Penalties can be appealed automatically through your own PAYE online account, or that of your agent, or it can be appealed in writing. Automatic penalties will be issued on paper, not online or by email, so a notification received via the Generic Notification Service (GNS) that informs you that you may need to take action to avoid a penalty is not a penalty notice. The penalty notice will only be sent to an employer and not to an agent, although you might want your agent to deal with the appeal.

Shared Parental Leave & Pay
Statutory Maternity Leave (SML) and Statutory Maternity Pay (SMP) has existed for mothers since the 1980s and seeks to help the expectant mother to stop work before and after the birth of her baby in the interests of her own and the baby’s health.
Since their introduction, both leave and pay have been subject to adjustment, expansion and challenge through the courts. Similarly. both have also experienced the introduction of further legislative leave and pay regimes that look to provide similar support to the partner of the mother in receipt of maternity leave.
For births with a due or matching date of 5 April 2015 a new Statutory leave and payment regime will be available to a mother and her partner or to primary adopters and their partner (secondary adopters) in the form of Shared Parental Leave (SPL) and Shared Parental Pay (ShPP).
Ordinary Statutory Paternity Pay will be renamed Statutory Paternity Pay and Additional Paternity Leave and pay is to be abolished, but will continue to exist where the expected due date is on or before the week ending 4 April 2015.
SPL will, for the first time, allow working couples who share the care of their child, either in a birth or adoption situation, to share any remaining maternity or adoption leave. This will also include, if eligible, the right to share maternity (SMP) or adoption pay (SAP), in the event that the mother or primary adopter, chooses to end their leave early and return to work.
In maternity leave situations, the mother must take a minimum of two weeks (four if she works in a factory) compulsory leave, but in order to create entitlement to SPL and/or ShPP, the mother has to curtail her maternity leave period and pay.
A mother can return to work (thus ending her maternity or adoption leave) and then give notice telling her employer when she wants the leave and wants her pay period to end or, whilst still taking maternity leave and/or SMP (or adoption leave and SAP), a mother can give notice that she will end her maternity leave and/or SMP or Maternity Allowance on a future date.

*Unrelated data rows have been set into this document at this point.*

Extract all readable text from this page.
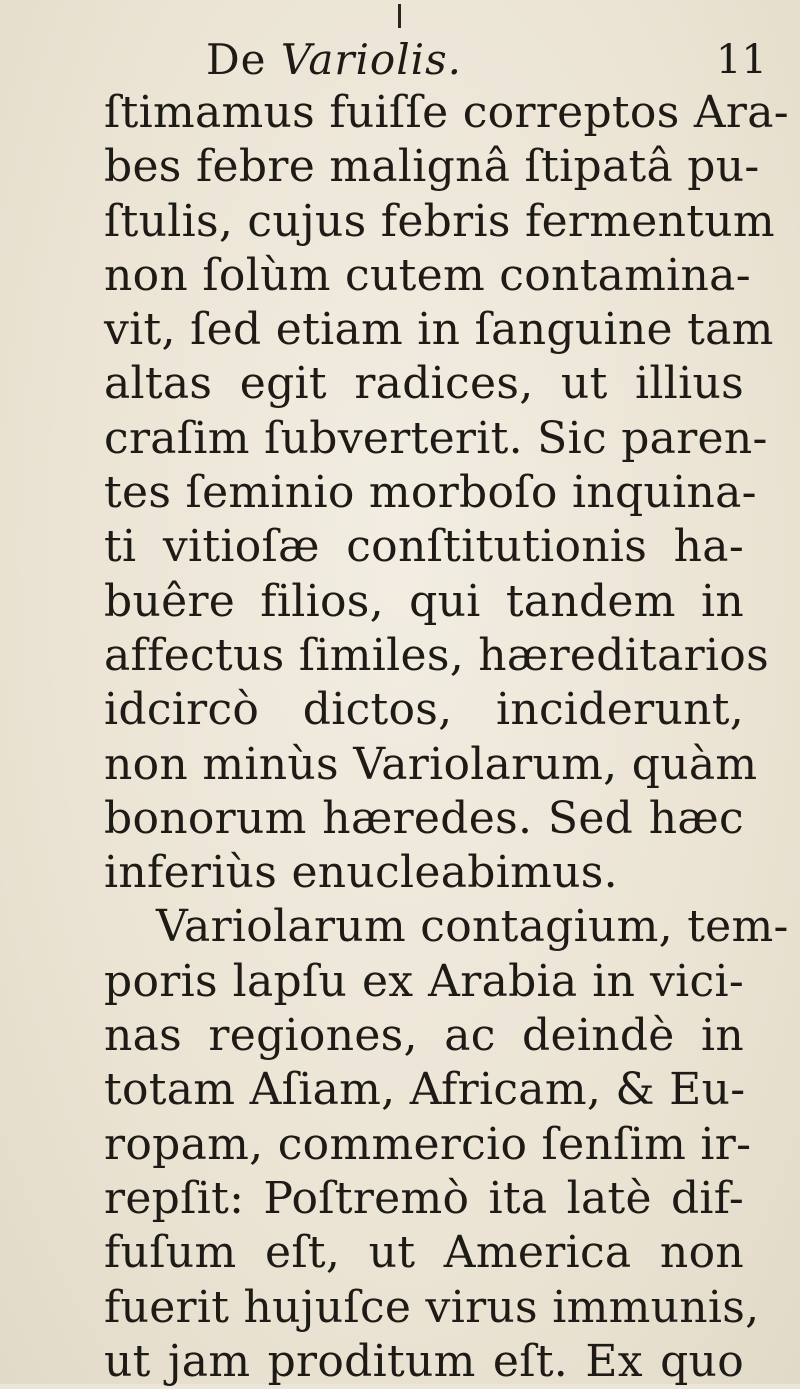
De Variolis.	11
ſtimamus fuiſſe correptos Ara-
bes febre malignâ ſtipatâ pu-
ſtulis, cujus febris fermentum
non ſolùm cutem contamina-
vit, ſed etiam in ſanguine tam
altas egit radices, ut illius
craſim ſubverterit. Sic paren-
tes ſeminio morboſo inquina-
ti vitioſæ conſtitutionis ha-
buêre filios, qui tandem in
affectus ſimiles, hæreditarios
idcircò dictos, inciderunt,
non minùs Variolarum, quàm
bonorum hæredes. Sed hæc
inferiùs enucleabimus.
Variolarum contagium, tem-
poris lapſu ex Arabia in vici-
nas regiones, ac deindè in
totam Aſiam, Africam, & Eu-
ropam, commercio ſenſim ir-
repſit: Poſtremò ita latè dif-
fuſum eſt, ut America non
fuerit hujuſce virus immunis,
ut jam proditum eſt. Ex quo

ShPP is paid at either the standard weekly rate (currently £138.18 rising to £139.58 for the year 2015-16) or 90 per cent of the AWE whichever is lower however, unlike SMP and SAP (from 5 April 2015) there is no enhanced earnings rate payable for the first six weeks, even where leave and pay is curtailed before the enhancement is taken.
Early births can happen, so be aware that there is the potential, as there always is with changes such as these, for the first cases to arise from February or March if the baby arrives early.

Employer NIC and the under 21s
In recent years there has been a desire from government, whatever political persuasion, for businesses to grow and this latest new initiative aims to encourage that growth by removing the cost of employer NICs on earnings up to £815 per week where an employee is under the age of 21.
From the 6 April 2015 the rate of employer Class 1 secondary NICs for employees under the age of 21 will be 0 per cent up to the new ‘Upper Secondary Threshold’ (UST). Secondary NICs will however continue to be payable on all earnings above this threshold. There will be no change to the basic rules and calculations of National Insurance.
NIC for employees who are aged 16 or over and under the age of 21 will be administered by using any one of seven new NI category letters and this new initiative provides a timely prompt to ensure that employers hold the correct date of birth for employees.
Three new subjects have been covered, all of which may or may not impact directly on payroll processes in the coming year, but all of which need to be familiarised with if you are responsible for administering the payroll in your educational establishment. If you haven’t already done so, take the opportunity now to ensure that you have established procedures that enable you to remain up to date with changes, because, as we established at the outset of this article – the one constant in payroll is change.